You can find good links to the article at Ansible or The Crotchety Old Fan.  

The visual pièce de résistance is the two-page spread devoted to a panoramic photo of pros and fans at a Hydra Club banquet. Curiously, no one in the photo is identified in the caption. I’d sure like to know what names go with all these faces.

The Hydra Club was a group of New York writers — Frederik Pohl was one of the nine heads who founded it. Dave Kyle says in “The Legendary Hydra Club” (Mimosa 25) that the banquet photo Life published was taken at the Hydras’ New York Science Fiction Conference of July 1-3, 1950. Hydras organized it and invited ESFA members to participate, too.

The photo may include any or all of the Hydra members named in Kyle’s article: Judy Merrill, Sam Merwin, Jerry Bixby, Isaac Asimov, Harrison Smith (Publisher of The Saturday Review of Literature), Bea Mahaffey, Walter Bradbury (Doubleday), Groff Conklin, Frederick Fell, Robert Arthur, Dr. Tom Gardner, Dr. David H. Keller, Will F. Jenkins (Murray Leinster), and Phil Klass.

Sargeant’s article would have been just the beginning of respectable mass media attention to fandom had things happened according to plan. The 1952 Worldcon in Chicago drew representatives from Look, Life and Time. Unfortunately, as Warner writes in A Wealth of Fable, when the representatives of the Luce magazines found Look photographers taking pictures of a ballet which University of Chicago students had worked up, they walked out in a huff. All three magazines turned up their noses and published nothing about the con.

(*) Mind you, John Hertz and I are quite fond of ours. However, we’d be silly to think wearing them confers upon us any authority with reporters.

2 thoughts on “Life in Fandom, Vintage 1951

  1. Bill Higgins (I hear) was the first to discover within this massive collection something of unique fanhistorical interest.
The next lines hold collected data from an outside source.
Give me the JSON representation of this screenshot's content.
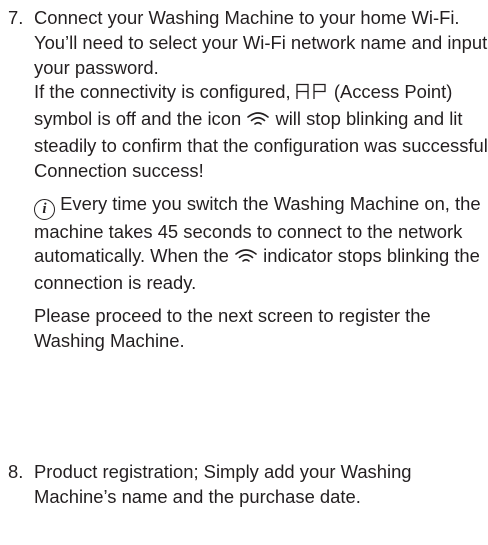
{
  "step7": {
    "number": "7.",
    "line1": "Connect your Washing Machine to your home Wi-Fi.",
    "line2": "You’ll need to select your Wi-Fi network name and input your password.",
    "line3_a": "If the connectivity is configured,",
    "ap_symbol_icon": "AP-segment-display-icon",
    "line3_b": "(Access Point) symbol is off and the icon",
    "wifi_icon": "wifi-icon",
    "line3_c": "will stop blinking and lit steadily to confirm that the configuration was successful",
    "line4": "Connection success!",
    "note_icon": "info-icon",
    "note_a": "Every time you switch the Washing Machine on, the machine takes 45 seconds to connect to the network automatically. When the",
    "note_b": "indicator stops blinking the connection is ready.",
    "proceed": "Please proceed to the next screen to register the Washing Machine."
  },
  "step8": {
    "number": "8.",
    "text": "Product registration; Simply add your Washing Machine’s name and the purchase date."
  }
}
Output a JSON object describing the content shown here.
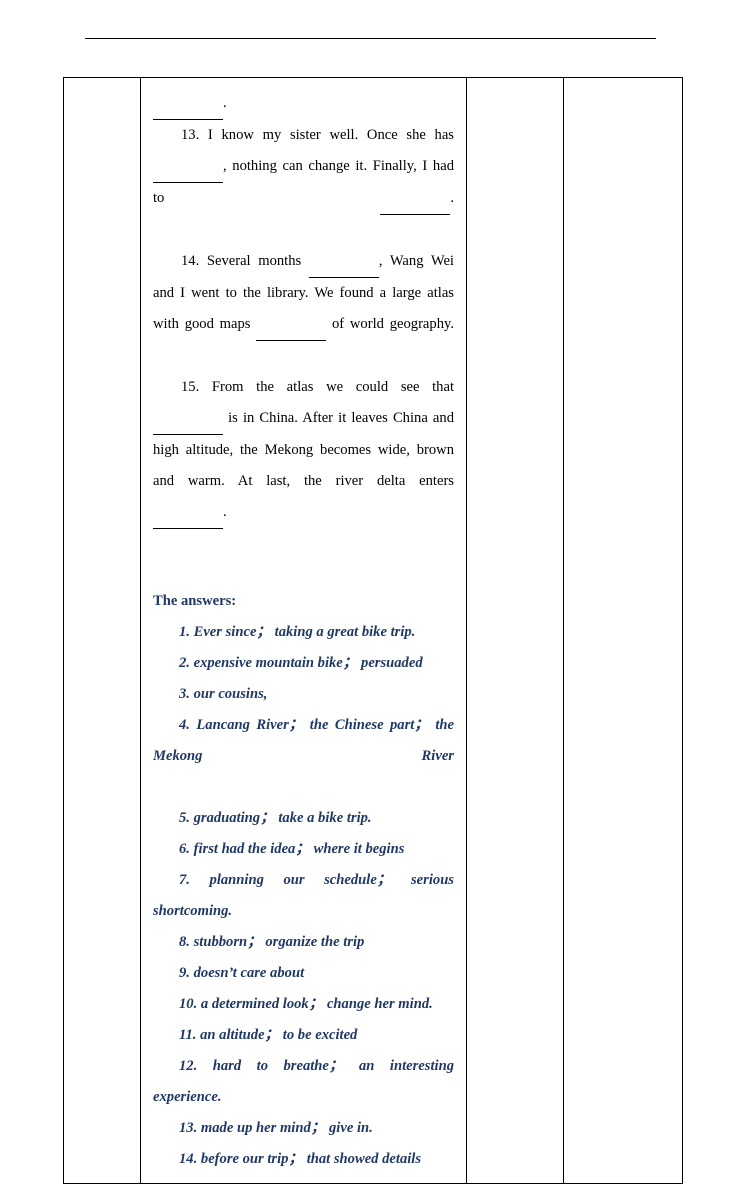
{
  "page": {
    "header_rule": true,
    "background": "#ffffff",
    "text_color": "#000000",
    "answer_color": "#1f3864"
  },
  "table": {
    "columns": [
      "",
      "",
      "",
      ""
    ],
    "column_count": 4
  },
  "exercise": {
    "items": [
      {
        "id": "item-12-tail",
        "segments": [
          {
            "type": "blank"
          },
          {
            "type": "text",
            "value": "."
          }
        ],
        "indent": false,
        "justify": false
      },
      {
        "id": "item-13",
        "segments": [
          {
            "type": "text",
            "value": "13. I know my sister well. Once she has "
          },
          {
            "type": "blank"
          },
          {
            "type": "text",
            "value": ", nothing can change it. Finally, I had to "
          },
          {
            "type": "blank"
          },
          {
            "type": "text",
            "value": "."
          }
        ],
        "indent": true,
        "justify": true
      },
      {
        "id": "item-14",
        "segments": [
          {
            "type": "text",
            "value": "14. Several months "
          },
          {
            "type": "blank"
          },
          {
            "type": "text",
            "value": ", Wang Wei and I went to the library. We found a large atlas with good maps "
          },
          {
            "type": "blank"
          },
          {
            "type": "text",
            "value": " of world geography."
          }
        ],
        "indent": true,
        "justify": true
      },
      {
        "id": "item-15",
        "segments": [
          {
            "type": "text",
            "value": "15. From the atlas we could see that "
          },
          {
            "type": "blank"
          },
          {
            "type": "text",
            "value": " is in China. After it leaves China and high altitude, the Mekong becomes wide, brown and warm. At last, the river delta enters "
          },
          {
            "type": "blank"
          },
          {
            "type": "text",
            "value": "."
          }
        ],
        "indent": true,
        "justify": true
      }
    ]
  },
  "answers": {
    "title": "The answers:",
    "lines": [
      "1. Ever since；  taking a great bike trip.",
      "2. expensive mountain bike；  persuaded",
      "3. our cousins,",
      "4. Lancang River；  the Chinese part；  the Mekong River",
      "5. graduating；  take a bike trip.",
      "6. first had the idea；  where it begins",
      "7. planning our schedule；  serious shortcoming.",
      "8. stubborn；  organize the trip",
      "9. doesn’t care about",
      "10. a determined look；  change her mind.",
      "11. an altitude；  to be excited",
      "12. hard to breathe；  an interesting experience.",
      "13.  made up her mind；  give in.",
      "14. before our trip；  that showed details"
    ],
    "wrapping_index": 3
  }
}
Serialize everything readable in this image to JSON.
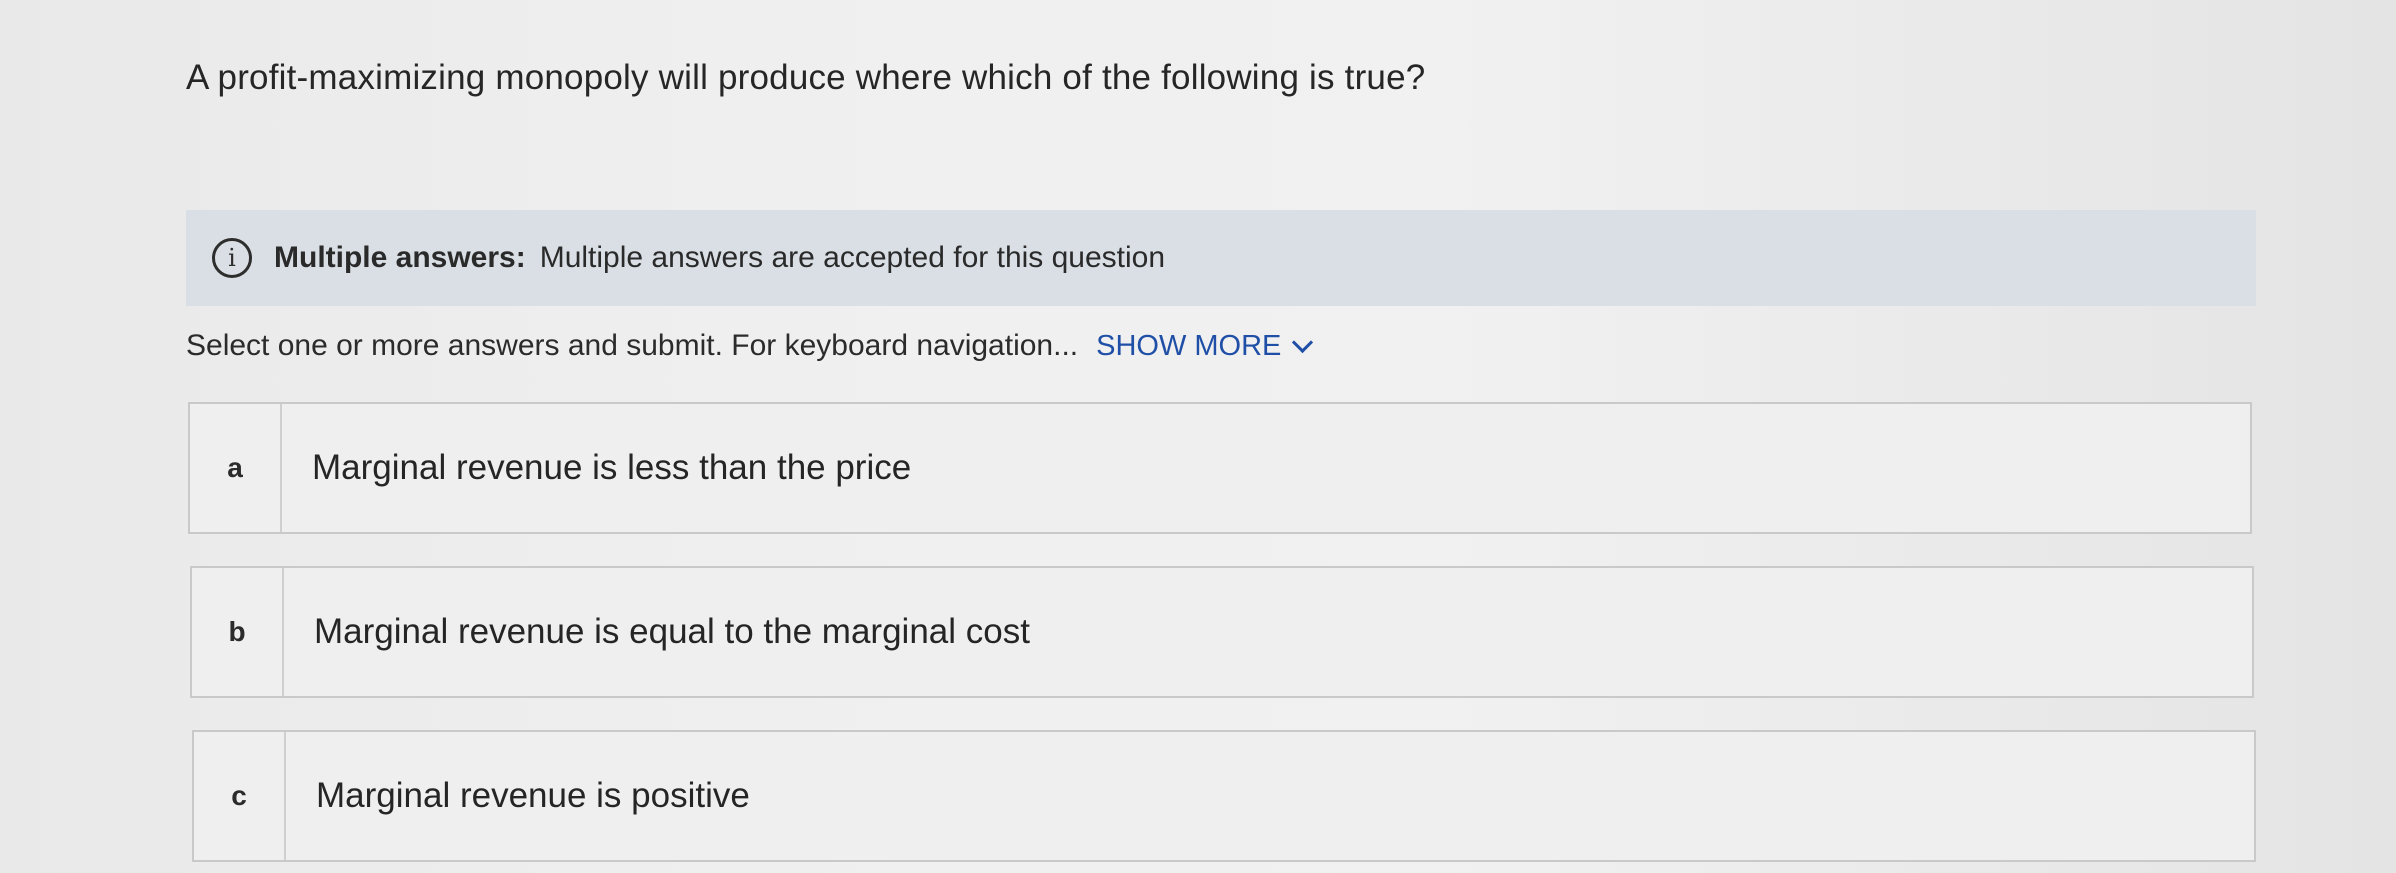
{
  "question": {
    "text": "A profit-maximizing monopoly will produce where which of the following is true?"
  },
  "info_banner": {
    "icon": "info-icon",
    "icon_glyph": "i",
    "label": "Multiple answers:",
    "text": "Multiple answers are accepted for this question"
  },
  "instructions": {
    "text": "Select one or more answers and submit. For keyboard navigation...",
    "show_more_label": "SHOW MORE",
    "show_more_icon": "chevron-down-icon",
    "link_color": "#1f4fa6"
  },
  "options": [
    {
      "letter": "a",
      "text": "Marginal revenue is less than the price"
    },
    {
      "letter": "b",
      "text": "Marginal revenue is equal to the marginal cost"
    },
    {
      "letter": "c",
      "text": "Marginal revenue is positive"
    }
  ],
  "colors": {
    "banner_background": "#d9dfe4",
    "option_border": "#c9c9c9"
  }
}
    Far as I know. Having learned that Life back issues were available online, I began punching in “rocket belt”, “cyclotron,” and other stuff that interests me. I was looking for the earliest references to “science fiction” when I found this. (And the term “scientifiction,” long obsolete by 1951, also appears in the article, so a search on that would also have worked.)

    The article was noted in fanzines of the time– after all, several of them are named!– so this is merely a “rediscovery.” It is also referenced in various publications dealing with the Shaver hoax or Dianetics.

    Check out the letter column of the June 11, 1951 issue for responses from prominent SF figures.

    I’ve been having great fun finding stuff in the Life photo archive since it was placed online last November. Now we can look at the text of the magazine, too. Here’s a genuine mystery I found:

    http://www.geocities.com/[email protected]/moonballet/moonballet.html

  2. “You can find good links to the article at Ansible or The Crotchety Old Fan.”

    Cough (with various other links).

    Walter Willis is also among the many who wrote about the piece at the time.

    “The 1952 Worldcon in Chicago drew representatives from Look, Life and Time.”

    The TASFiC, (also known as “Chicon II”) of course, was famous and infamous for the vast degree of effort they went to to publicize the convention to the general public and media, advertise it, and otherwise draw in as many people as possible, and make it as large as possible.

    This was the first major iteration of the arguments between those in fandom outraged at this attempt to bring in a lot of people not known to fans, and those who wanted to Bring The Word Of Science Fiction and Fandom to the larger public.

    It was all endlessly written about in fanzines back in 1950-51.

    Good thing those arguments were settled back then, so we never had to hear them again, eh?